Relicário

Foto: Arquivo pessoal

*Sabrina Martins

De repente, me deparo refletindo sobre a velha máxima de que a vida é feita de surpresas. O medo, em seu sentido mais do que literal, tomou conta de mim. Sim, a realidade ia contra todas as minhas certezas. Na minha tentativa de controlar o incontrolável, eu já tinha traçado todo o percurso, desde a chegada ao hospital para a internação, passando pelo tratamento e por fim a alta, que seria sem dúvidas, comemorada com balões bubble.

Os dias foram passando e em mim misturavam-se a convicção de que tudo estava conforme com a incompreensão de ver novos sintomas surgindo. Foram onze dias. No décimo, eu recebo a notícia paralisante: não havia mais o que fazer e tudo o que fora feito tinha sido em caráter paliativo (demorei longos segundos para lembrar-me dessa palavra, porque tudo o que mais quero é tirá-la da minha cabeça).

No dia seguinte, o meu maior medo torna-se real, materializa-se em frente aos meus olhos, na forma de morte. Um misto de sensações, todas ruins. Até mesmo abraços não conseguem confortar. Pelo contrário, desmoronam. Os rituais e homenagens são necessários. A oportunidade da despedida física parece ajudar. A paz e a tranquilidade em seu semblante também. Não há mais dor em ti. Nem medo… Apenas luz.

A volta à “realidade” parece impossível. Como posso manter-me de pé se você era minha estrutura? A ausência grita nas paredes, ao mesmo tempo em que posso sentir sua presença em cada cômodo. Só conhece essa dor quem prova do seu sabor.

Sinto falta de quando eu tinha tudo o que me fazia feliz. Só agora eu entendo que antes eu não tinha problemas. Sigo na busca pelo antídoto para essa dor. Você sempre foi meu espelho, e se você foi força, eu também tenho que ser.

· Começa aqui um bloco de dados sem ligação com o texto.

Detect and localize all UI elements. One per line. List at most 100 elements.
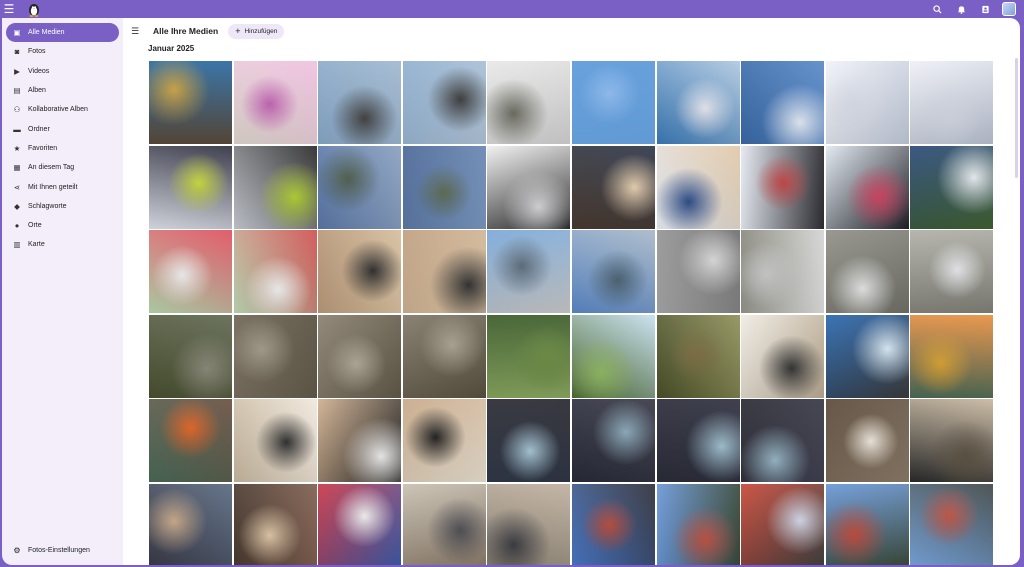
photo-thumbnail-person-fleece-3[interactable] bbox=[656, 399, 740, 483]
user-avatar[interactable] bbox=[1002, 2, 1016, 16]
photo-thumbnail-temple-visit[interactable] bbox=[402, 483, 486, 565]
page-title: Alle Ihre Medien bbox=[153, 26, 219, 36]
photo-thumbnail-ski-resort-sign[interactable] bbox=[910, 145, 994, 229]
photo-thumbnail-family-dinner[interactable] bbox=[233, 483, 317, 565]
contacts-icon[interactable] bbox=[978, 2, 992, 16]
sidebar-item-kollaborative-alben[interactable]: ⚇ Kollaborative Alben bbox=[6, 100, 119, 119]
plus-icon: + bbox=[235, 26, 241, 36]
photo-thumbnail-ski-map[interactable] bbox=[656, 61, 740, 144]
calendar-icon: ▦ bbox=[13, 163, 21, 173]
add-button[interactable]: + Hinzufügen bbox=[228, 23, 285, 39]
photo-thumbnail-rock-wall-3[interactable] bbox=[402, 314, 486, 398]
photo-thumbnail-shrine-crowd[interactable] bbox=[571, 483, 655, 565]
pin-icon: ● bbox=[14, 221, 20, 231]
sidebar-item-karte[interactable]: ▥ Karte bbox=[6, 235, 119, 254]
photo-thumbnail-forest-trees[interactable] bbox=[571, 314, 655, 398]
share-icon: ⋖ bbox=[13, 182, 21, 192]
photo-thumbnail-mount-fuji-screenshot[interactable] bbox=[741, 61, 825, 144]
map-icon: ▥ bbox=[13, 240, 21, 250]
photo-thumbnail-person-fleece[interactable] bbox=[487, 399, 571, 483]
photo-thumbnail-forest-ferns[interactable] bbox=[487, 314, 571, 398]
photo-thumbnail-person-table[interactable] bbox=[149, 483, 232, 565]
photo-thumbnail-calligraphy-stats-2[interactable] bbox=[402, 230, 486, 314]
photo-thumbnail-blue-stationery[interactable] bbox=[825, 314, 909, 398]
photo-thumbnail-crowd-santa[interactable] bbox=[149, 61, 232, 144]
photo-thumbnail-mountain-valley[interactable] bbox=[318, 145, 402, 229]
album-icon: ▤ bbox=[13, 86, 21, 96]
sidebar-item-label: Karte bbox=[28, 241, 45, 249]
sidebar-item-ordner[interactable]: ▬ Ordner bbox=[6, 119, 119, 138]
photo-thumbnail-red-app-screenshot[interactable] bbox=[318, 483, 402, 565]
photo-thumbnail-shibuya-buildings-2[interactable] bbox=[571, 230, 655, 314]
sidebar-item-schlagworte[interactable]: ◆ Schlagworte bbox=[6, 197, 119, 216]
photo-thumbnail-frosty-leaves[interactable] bbox=[656, 230, 740, 314]
photo-thumbnail-person-eating[interactable] bbox=[571, 145, 655, 229]
photo-thumbnail-shrine-crowd-2[interactable] bbox=[825, 483, 909, 565]
photo-thumbnail-person-fleece-2[interactable] bbox=[571, 399, 655, 483]
toggle-navigation-icon[interactable]: ☰ bbox=[131, 26, 143, 37]
sidebar-item-label: Fotos bbox=[28, 48, 46, 56]
photo-thumbnail-calligraphy-frame[interactable] bbox=[318, 399, 402, 483]
photo-thumbnail-skier-slope-2[interactable] bbox=[910, 61, 994, 144]
photo-thumbnail-family-gathering[interactable] bbox=[910, 399, 994, 483]
photo-thumbnail-skier-green-jacket[interactable] bbox=[233, 145, 317, 229]
star-icon: ★ bbox=[13, 143, 21, 153]
photo-thumbnail-skiers-legs[interactable] bbox=[741, 145, 825, 229]
sidebar-item-an-diesem-tag[interactable]: ▦ An diesem Tag bbox=[6, 158, 119, 177]
penguin-logo-icon[interactable] bbox=[26, 1, 42, 17]
photo-thumbnail-calligraphy-paper[interactable] bbox=[741, 314, 825, 398]
scrollbar[interactable] bbox=[1015, 58, 1018, 178]
photo-thumbnail-city-ring-sculpture[interactable] bbox=[318, 61, 402, 144]
photo-thumbnail-shrine-crowd-3[interactable] bbox=[910, 483, 994, 565]
sidebar-item-favoriten[interactable]: ★ Favoriten bbox=[6, 139, 119, 158]
sidebar-item-mit-ihnen-geteilt[interactable]: ⋖ Mit Ihnen geteilt bbox=[6, 177, 119, 196]
sidebar-item-alle-medien[interactable]: ▣ Alle Medien bbox=[6, 23, 119, 43]
sidebar-item-label: Schlagworte bbox=[28, 202, 67, 210]
photo-thumbnail-moon-blue-sky[interactable] bbox=[571, 61, 655, 144]
photo-thumbnail-skier-fallen-snow[interactable] bbox=[487, 145, 571, 229]
collab-album-icon: ⚇ bbox=[13, 105, 21, 115]
photo-thumbnail-rock-wall[interactable] bbox=[233, 314, 317, 398]
photo-thumbnail-skier-slope[interactable] bbox=[825, 61, 909, 144]
photo-thumbnail-backpack-on-snow[interactable] bbox=[487, 61, 571, 144]
main-content: ☰ Alle Ihre Medien + Hinzufügen Januar 2… bbox=[123, 18, 1020, 565]
photo-thumbnail-map-screenshot-2[interactable] bbox=[233, 230, 317, 314]
photo-thumbnail-persimmon-branch[interactable] bbox=[910, 314, 994, 398]
photo-thumbnail-desk-work[interactable] bbox=[825, 399, 909, 483]
sidebar-item-videos[interactable]: ▶ Videos bbox=[6, 62, 119, 81]
sidebar-item-label: Ordner bbox=[28, 125, 50, 133]
sidebar-item-label: Mit Ihnen geteilt bbox=[28, 183, 78, 191]
photo-thumbnail-frost-ground-2[interactable] bbox=[910, 230, 994, 314]
photo-thumbnail-family-photo[interactable] bbox=[487, 483, 571, 565]
photo-thumbnail-skier-yellow-jacket[interactable] bbox=[149, 145, 232, 229]
sidebar-item-label: Favoriten bbox=[28, 144, 58, 152]
photo-thumbnail-calligraphy-stats[interactable] bbox=[318, 230, 402, 314]
photo-thumbnail-shibuya-buildings[interactable] bbox=[487, 230, 571, 314]
photo-thumbnail-rock-wall-2[interactable] bbox=[318, 314, 402, 398]
search-icon[interactable] bbox=[930, 2, 944, 16]
photo-thumbnail-mountain-valley-2[interactable] bbox=[402, 145, 486, 229]
photo-thumbnail-calligraphy-frame-2[interactable] bbox=[402, 399, 486, 483]
photo-thumbnail-shrine-gate-2[interactable] bbox=[741, 483, 825, 565]
photo-thumbnail-person-eating-2[interactable] bbox=[656, 145, 740, 229]
photo-thumbnail-city-ring-sculpture-2[interactable] bbox=[402, 61, 486, 144]
photo-thumbnail-calligraphy-character[interactable] bbox=[233, 399, 317, 483]
hamburger-menu-icon[interactable]: ☰ bbox=[0, 0, 18, 18]
settings-label: Fotos-Einstellungen bbox=[28, 546, 90, 554]
photo-thumbnail-persimmon-table[interactable] bbox=[149, 399, 232, 483]
photo-thumbnail-pink-orchid[interactable] bbox=[233, 61, 317, 144]
photo-thumbnail-skiers-legs-2[interactable] bbox=[825, 145, 909, 229]
photo-thumbnail-person-fleece-4[interactable] bbox=[741, 399, 825, 483]
sidebar-item-orte[interactable]: ● Orte bbox=[6, 216, 119, 235]
photo-thumbnail-shrine-gate[interactable] bbox=[656, 483, 740, 565]
photo-thumbnail-forest-floor[interactable] bbox=[656, 314, 740, 398]
photo-thumbnail-frosty-rock[interactable] bbox=[741, 230, 825, 314]
settings-button[interactable]: ⚙ Fotos-Einstellungen bbox=[6, 543, 90, 557]
photo-thumbnail-rocky-stream[interactable] bbox=[149, 314, 232, 398]
photo-thumbnail-map-screenshot[interactable] bbox=[149, 230, 232, 314]
photo-thumbnail-frost-ground[interactable] bbox=[825, 230, 909, 314]
sidebar-item-alben[interactable]: ▤ Alben bbox=[6, 81, 119, 100]
sidebar-item-fotos[interactable]: ◙ Fotos bbox=[6, 42, 119, 61]
sidebar: ▣ Alle Medien ◙ Fotos ▶ Videos ▤ Alben ⚇ Kollabor… bbox=[2, 18, 123, 565]
bell-icon[interactable] bbox=[954, 2, 968, 16]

O amor é o sentimento que transcende a morte. Quem fica e quem vai permanece com ele. Agora, o pilar que me sustenta é a chance do reencontro e da eternidade. Mãe, meu coração virou relicário, guarda algo precioso para sempre ser lembrado.

*Minha formação é engenharia mas decidi exercitar mais o lado direito do meu cérebro. Encontrei-me na escrita. Sou uma filha única que perdeu a mãe e decidiu unir sua força e suas dores à de tantos que também vivem o luto.